If you are looking for numerical metrics I think the following are popular:
Price/Earnings (P/E) - You mentioned this very popular one in your question. There are different P/E ratios - forward (essentially an estimate of future earnings by management), trailing, etc.. I think of the P/E as a quick way to grade a company's income statement (i.e: How much does the stock cost verusus the amount of earnings being generated on a per share basis?).
Some caution must be taken when looking at the P/E ratio. Earnings can be "massaged" by the company. Revenue can be moved between quarters, assets can be depreciated at different rates, residual value of assets can be adjusted, etc.. Knowing this, the P/E ratio alone doesn't help me determine whether or not a stock is cheap.
In general, I think an affordable stock is one whose P/E is under 15.
Price/Book - I look at the Price/Book as a quick way to grade a company's balance sheet. The book value of a company is the amount of cash that would be left if everything the company owned was sold and all debts paid (i.e. the company's net worth). The cash is then divided amoung the outstanding shares and the Price/Book can be computed. If a company had a price/book under 1.0 then theoretically you could purchase the stock, the company could be liquidated, and you would end up with more money then what you paid for the stock. This ratio attempts to answer: "How much does the stock cost based on the net worth of the company?"
Again, this ratio can be "massaged" by the company. Asset values have to be estimated based on current market values (think about trying to determine how much a company's building is worth) unless, of course, mark-to-market is suspended. This involves some estimating. Again, I don't use this value alone in determing whether or not a stock is cheap.
I consider a price/book value under 10 a good number.
Cash - I look at growth in the cash balance of a company as a way to grade a company's cash flow statement. Is the cash account growing or not?
As they say, "Cash is King". This is one measurement that can not be "massaged" which is why I like it. The P/E and Price/Book can be "tuned" but in the end the company cannot hide a shrinking cash balance.
Return Ratios - Return on Equity is a measure of the amount of earnings being generated for a given amount of equity (ROE = earnings/(assets - liabilities)). This attempts to measure how effective the company is at generating earnings with a given amount of equity. There is also Return on Assets which measures earnings returns based on the company's assets.
I tend to think an ROE over 15% is a good number.

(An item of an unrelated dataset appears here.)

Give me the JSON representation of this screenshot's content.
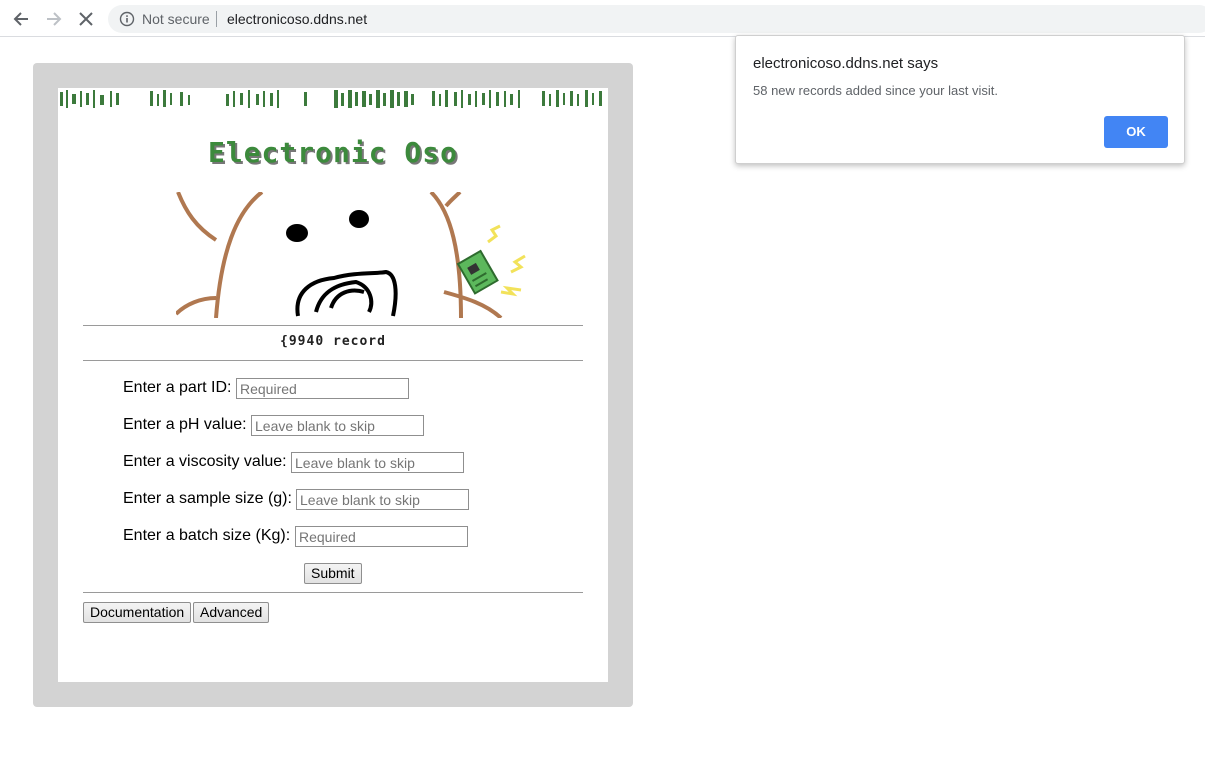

These measurements rely on a company accurately reporting its financial condition. Remember, in the US companies are allowed to falsify accounting reports if approved by the government so be careful. There are others who simply don't follow the rules and report whatever numbers they like without penalty.
There are many others. These are just a few of the more popular ones. There are many other considerations to take into account as other posters have pointed out.